The current KhtmlToPDF was resurrected by an Indian from an almost-abandoned open source project. KhtmlToPDF uses a headless Firefox browser of considerable vintage. It prints (not displays) the input HTML page. (KhtmlToPDF provides plenty of options for controlling the pagination and writing auto text such as page numbers, headers and footers, before exporting the print output to PDF using iText.) The printing talents of the Firefox browser are good but not perfect. Randomly, the space after an italicised word would disappear. If I manually added an extra space, it would be too much and the blank space would stand out. Initially, a fix seemed hopeless. But then, Unicode came to my rescue.
Unicode offers several types of space characters. There is space about the size of an ‘n’ — the en space, and also a space about the size of an ‘m’ — the em space, both of which may seem familiar if you know CSS. But, that is not all. I experimented with several other Unicode space characters and, eventually, I could hide KhtmlToPDF’s deficiencies.

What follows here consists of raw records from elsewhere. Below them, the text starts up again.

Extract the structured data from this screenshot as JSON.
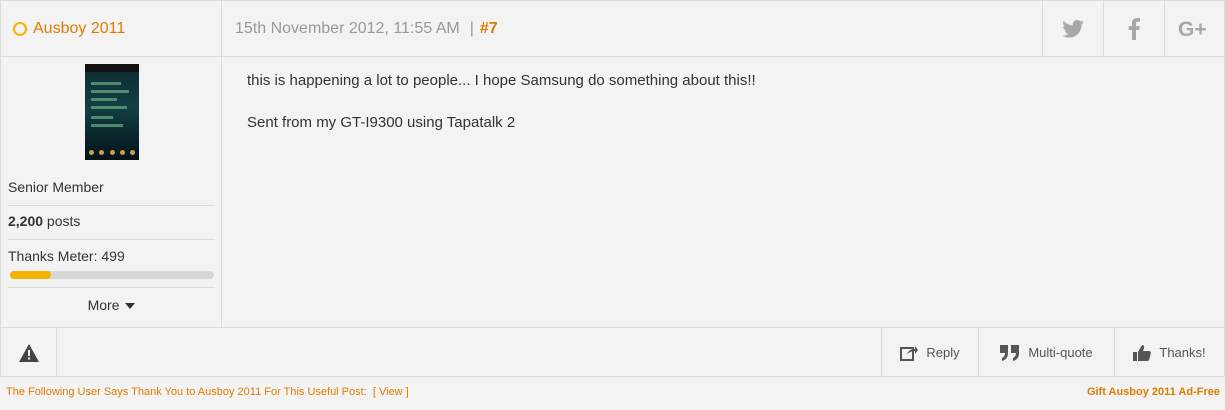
{
  "post": {
    "username": "Ausboy 2011",
    "date": "15th November 2012, 11:55 AM",
    "separator": "|",
    "post_number": "#7",
    "social": [
      "twitter-icon",
      "facebook-icon",
      "google-plus-icon"
    ]
  },
  "sidebar": {
    "title": "Senior Member",
    "posts_count": "2,200",
    "posts_label": " posts",
    "thanks_label": "Thanks Meter: 499",
    "thanks_fraction": 0.2,
    "more_label": "More"
  },
  "content": {
    "line1": "this is happening a lot to people... I hope Samsung do something about this!!",
    "line2": "Sent from my GT-I9300 using Tapatalk 2"
  },
  "footer": {
    "reply_label": "Reply",
    "multiquote_label": "Multi-quote",
    "thanks_label": "Thanks!"
  },
  "bottom": {
    "thanks_text": "The Following User Says Thank You to Ausboy 2011 For This Useful Post:",
    "view_link": "[ View ]",
    "gift_text": "Gift Ausboy 2011 Ad-Free"
  },
  "colors": {
    "accent": "#e07b00",
    "online": "#f4b300"
  }
}
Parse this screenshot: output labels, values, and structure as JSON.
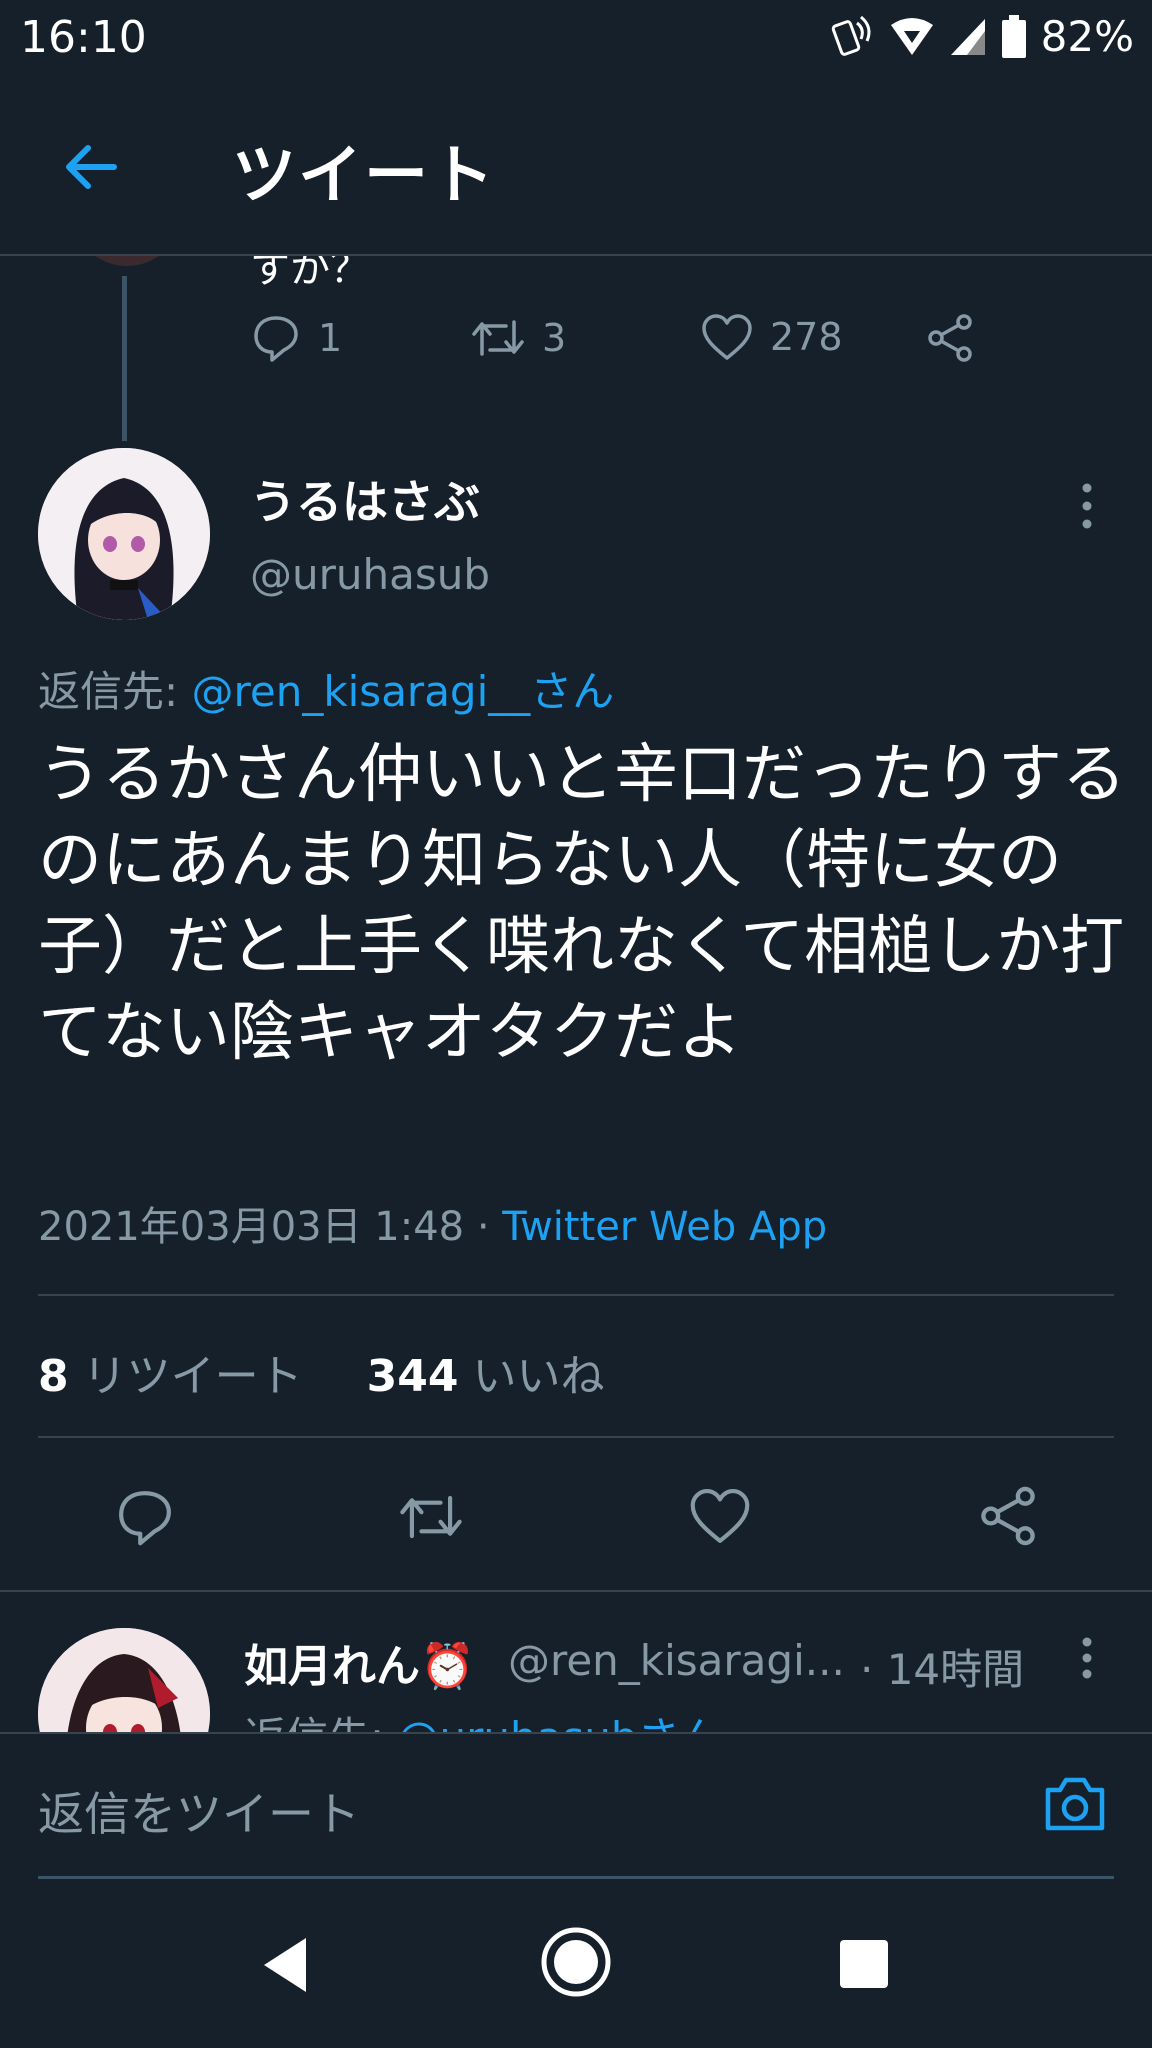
{
  "status_bar": {
    "time": "16:10",
    "battery": "82%",
    "icons": [
      "nfc-phone-icon",
      "wifi-icon",
      "signal-icon",
      "battery-icon"
    ]
  },
  "header": {
    "title": "ツイート",
    "back_icon": "back-arrow-icon"
  },
  "previous_tweet": {
    "cut_text": "すか？",
    "reply_count": "1",
    "retweet_count": "3",
    "like_count": "278"
  },
  "tweet": {
    "display_name": "うるはさぶ",
    "handle": "@uruhasub",
    "reply_to_label": "返信先: ",
    "reply_to_handle": "@ren_kisaragi__さん",
    "text": "うるかさん仲いいと辛口だったりするのにあんまり知らない人（特に女の子）だと上手く喋れなくて相槌しか打てない陰キャオタクだよ",
    "timestamp": "2021年03月03日 1:48 · ",
    "source": "Twitter Web App",
    "retweet_count": "8",
    "retweet_label": " リツイート",
    "like_count": "344",
    "like_label": " いいね"
  },
  "reply": {
    "display_name": "如月れん⏰",
    "handle": "@ren_kisaragi...",
    "time": "· 14時間",
    "reply_to_label": "返信先: ",
    "reply_to_handle": "@uruhasubさん"
  },
  "composer": {
    "placeholder": "返信をツイート"
  },
  "colors": {
    "background": "#15202b",
    "accent": "#1da1f2",
    "muted": "#8899a6",
    "divider": "#38444d"
  }
}
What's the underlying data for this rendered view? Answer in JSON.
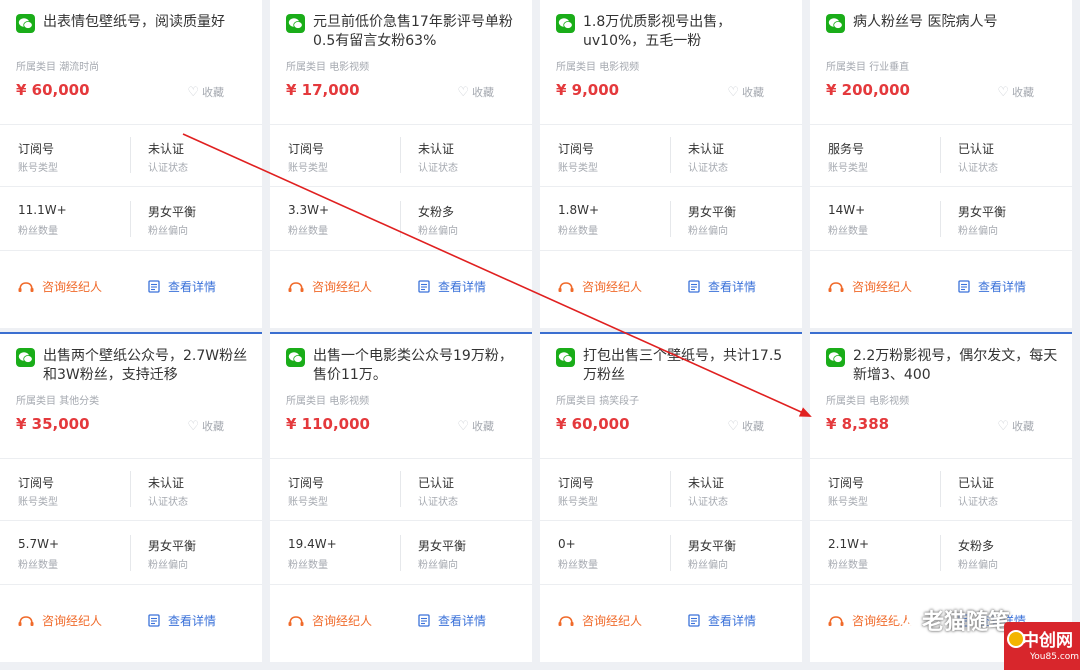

In some places, the last letter in a line would be partially displayed. The fix for that was to use the non-breaking space character (Compose + Space + Space) after the word, and it would conveniently wrap to the next line. Sometimes, I did not want a line to break at a hyphen. Conveniently, Unicode has a non-breaking hyphen (Ctrl+Shift+u and 2011) as a fix.
That’s not all
You can already see that I am now addicted to the long hyphen (—) but you may not have noticed that instead of three dots (…), I have used an ellipsis (…). This is just one Unicode character, instead of three. I do not use apostrophes for my quotations. There are dedicated Unicode characters for it. I type them with the Compose key. I type ‘Hi’ instead of ‘Hi’. I write “Hello, World”, instead of ”Hello, World”. But, not when I write code. When other writers write source code in Microsoft Word, the annoying software autocorrects all apostrophes and double quotation marks into Unicode quotation marks. Such a code listing will not compile in an IDE. It becomes a nightmare for the person who does the page setting. My manuscripts (including the code listings) are entirely in text (as CommonMark). What is written in text, stays in text. So whether it is exported to HTML, Word or PDF, the code will always compile.